Öksürerek dikkatimi üzerine çekti. "Ben seni aramaya çalıştım o günden sonra ama öğrendim ki numaranı değiştirmişsin. Beni böyle hayatından kesmene gerek yoktu, sanki hiç olmamışız gibi davranmana gerek yoktu." Diyecek bir şey olmadığım için kafamı yere eğdim.

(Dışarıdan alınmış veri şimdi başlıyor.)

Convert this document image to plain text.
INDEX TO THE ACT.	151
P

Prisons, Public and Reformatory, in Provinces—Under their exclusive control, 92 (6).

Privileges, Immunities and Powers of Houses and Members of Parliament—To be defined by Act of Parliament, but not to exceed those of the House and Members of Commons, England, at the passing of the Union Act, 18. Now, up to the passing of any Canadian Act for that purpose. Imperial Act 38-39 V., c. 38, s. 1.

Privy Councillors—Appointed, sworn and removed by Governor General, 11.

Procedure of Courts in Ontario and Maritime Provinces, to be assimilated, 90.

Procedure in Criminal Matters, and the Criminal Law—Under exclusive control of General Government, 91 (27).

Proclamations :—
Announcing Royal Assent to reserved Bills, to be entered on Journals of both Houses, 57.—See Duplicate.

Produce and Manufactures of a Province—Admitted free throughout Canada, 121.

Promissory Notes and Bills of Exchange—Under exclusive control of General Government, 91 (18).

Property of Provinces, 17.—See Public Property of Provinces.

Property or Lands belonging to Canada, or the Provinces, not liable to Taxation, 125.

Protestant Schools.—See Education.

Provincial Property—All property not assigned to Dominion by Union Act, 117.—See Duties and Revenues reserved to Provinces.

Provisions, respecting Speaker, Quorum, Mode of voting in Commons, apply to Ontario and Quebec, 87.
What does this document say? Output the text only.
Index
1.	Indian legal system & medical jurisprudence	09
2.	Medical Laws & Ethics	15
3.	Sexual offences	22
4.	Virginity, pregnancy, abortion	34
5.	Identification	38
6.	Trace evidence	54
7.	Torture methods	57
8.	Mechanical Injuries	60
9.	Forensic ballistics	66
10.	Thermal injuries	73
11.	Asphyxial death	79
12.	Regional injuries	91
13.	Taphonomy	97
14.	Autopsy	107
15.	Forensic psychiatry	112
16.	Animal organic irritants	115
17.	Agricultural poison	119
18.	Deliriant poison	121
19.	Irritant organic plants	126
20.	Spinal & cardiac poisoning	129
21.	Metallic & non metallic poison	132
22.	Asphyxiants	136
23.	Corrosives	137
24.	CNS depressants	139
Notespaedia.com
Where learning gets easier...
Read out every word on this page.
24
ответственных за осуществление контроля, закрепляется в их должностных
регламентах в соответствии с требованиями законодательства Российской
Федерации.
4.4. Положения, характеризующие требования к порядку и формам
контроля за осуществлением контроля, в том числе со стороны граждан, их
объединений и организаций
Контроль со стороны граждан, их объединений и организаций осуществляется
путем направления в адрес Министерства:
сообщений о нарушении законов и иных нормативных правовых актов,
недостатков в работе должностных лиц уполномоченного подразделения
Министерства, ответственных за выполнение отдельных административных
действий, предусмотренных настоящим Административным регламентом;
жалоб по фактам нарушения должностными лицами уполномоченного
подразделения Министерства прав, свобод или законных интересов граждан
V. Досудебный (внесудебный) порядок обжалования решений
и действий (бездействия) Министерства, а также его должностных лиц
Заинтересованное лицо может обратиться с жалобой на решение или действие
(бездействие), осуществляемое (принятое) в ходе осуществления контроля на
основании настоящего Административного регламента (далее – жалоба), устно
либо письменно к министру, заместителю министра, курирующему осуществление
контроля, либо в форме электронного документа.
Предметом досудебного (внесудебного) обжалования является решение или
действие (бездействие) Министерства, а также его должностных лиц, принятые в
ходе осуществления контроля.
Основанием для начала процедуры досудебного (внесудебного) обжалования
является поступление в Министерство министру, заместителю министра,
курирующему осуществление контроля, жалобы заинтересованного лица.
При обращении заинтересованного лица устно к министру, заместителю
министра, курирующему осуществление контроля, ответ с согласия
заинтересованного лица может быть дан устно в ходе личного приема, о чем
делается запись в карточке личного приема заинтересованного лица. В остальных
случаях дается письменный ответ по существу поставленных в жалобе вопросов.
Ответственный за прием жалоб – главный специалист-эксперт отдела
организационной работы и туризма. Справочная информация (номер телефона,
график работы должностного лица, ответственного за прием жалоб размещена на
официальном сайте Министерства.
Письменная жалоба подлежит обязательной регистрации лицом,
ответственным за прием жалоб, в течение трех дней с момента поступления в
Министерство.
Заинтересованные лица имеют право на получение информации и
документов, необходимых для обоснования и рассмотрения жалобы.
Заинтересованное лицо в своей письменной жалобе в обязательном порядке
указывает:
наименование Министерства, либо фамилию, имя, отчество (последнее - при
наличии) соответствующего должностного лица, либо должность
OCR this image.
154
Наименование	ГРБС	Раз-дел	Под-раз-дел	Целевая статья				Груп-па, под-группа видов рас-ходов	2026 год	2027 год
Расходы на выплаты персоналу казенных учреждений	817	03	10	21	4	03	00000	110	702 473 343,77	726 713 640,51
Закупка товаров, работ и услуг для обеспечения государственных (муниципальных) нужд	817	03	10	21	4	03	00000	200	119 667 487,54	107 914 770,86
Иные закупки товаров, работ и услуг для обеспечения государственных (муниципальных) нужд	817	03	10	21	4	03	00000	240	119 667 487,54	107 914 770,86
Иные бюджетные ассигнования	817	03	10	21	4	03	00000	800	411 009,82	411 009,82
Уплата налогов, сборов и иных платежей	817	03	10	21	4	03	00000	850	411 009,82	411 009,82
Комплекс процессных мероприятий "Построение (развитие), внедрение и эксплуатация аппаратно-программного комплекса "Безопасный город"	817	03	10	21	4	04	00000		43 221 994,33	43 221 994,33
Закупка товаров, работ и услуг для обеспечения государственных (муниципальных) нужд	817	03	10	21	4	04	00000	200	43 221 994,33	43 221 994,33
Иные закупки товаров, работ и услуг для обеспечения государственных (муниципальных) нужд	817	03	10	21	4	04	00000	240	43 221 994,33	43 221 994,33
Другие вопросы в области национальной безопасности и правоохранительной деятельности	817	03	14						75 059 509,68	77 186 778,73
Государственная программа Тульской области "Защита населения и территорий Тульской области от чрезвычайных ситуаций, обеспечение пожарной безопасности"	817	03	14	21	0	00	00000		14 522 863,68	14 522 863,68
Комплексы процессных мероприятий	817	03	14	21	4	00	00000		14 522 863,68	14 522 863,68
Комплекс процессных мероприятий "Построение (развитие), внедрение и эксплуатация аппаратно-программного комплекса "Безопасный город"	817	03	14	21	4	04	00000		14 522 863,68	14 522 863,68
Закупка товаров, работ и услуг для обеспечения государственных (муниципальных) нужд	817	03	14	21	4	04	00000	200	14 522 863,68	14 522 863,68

" Bana güvenmediğini hissedebiliyorum ama bana inanmalısın, hayatımda başka birisi yok. Hayatım sen olmuşken nasıl başka birisi olabilir? Sırf sen istediğin için bunu kabul edeceğim...Biraz ayrı zaman geçireceğiz, yıpranmaları onaracağız. Sonra tekrar deneyeceğiz tamam mı? Eskisinden daha güçlü bir ilişkimiz olacak."

"Tamam."

Haklıydı, ona tamam dediğim halde bir anlık sinirle onu hayatımdan silmiştim. Ama yinede bana ulaşabilirdi, gerçekten isteseydi. Çünkü ben onu hayatımdan hiçbir zaman komple çıkartamazdım. İkimizde suçu birbirimize atıyorduk, bunu yapmamız gerektiğini bile bile. "Biliyor musun Yoongi? Biz sevgiliyken en çok korktuğum şey senin sadece önceden sevdiğin biri olmaktı... ve hala istemiyorum." Gülerek beni duymamış gibi ayağa kalktı, önceden bana doladığı kollarını ceketinden geçirip üstüne giydi. "Hoseok ben artık bu şekilde yaşamak istemiyorum. Bana bir yabancıymışım gibi davrandın ve...bu çok ağırdı. Kendime senin benim için doğru kişi olduğunu söyledim ama bana çok yalnız hissettirdin seninle birlikteyken ve bu acı hala hatırladığım bir acı. Benim...Ben yapamam...Benim zamana ihtiyacım var."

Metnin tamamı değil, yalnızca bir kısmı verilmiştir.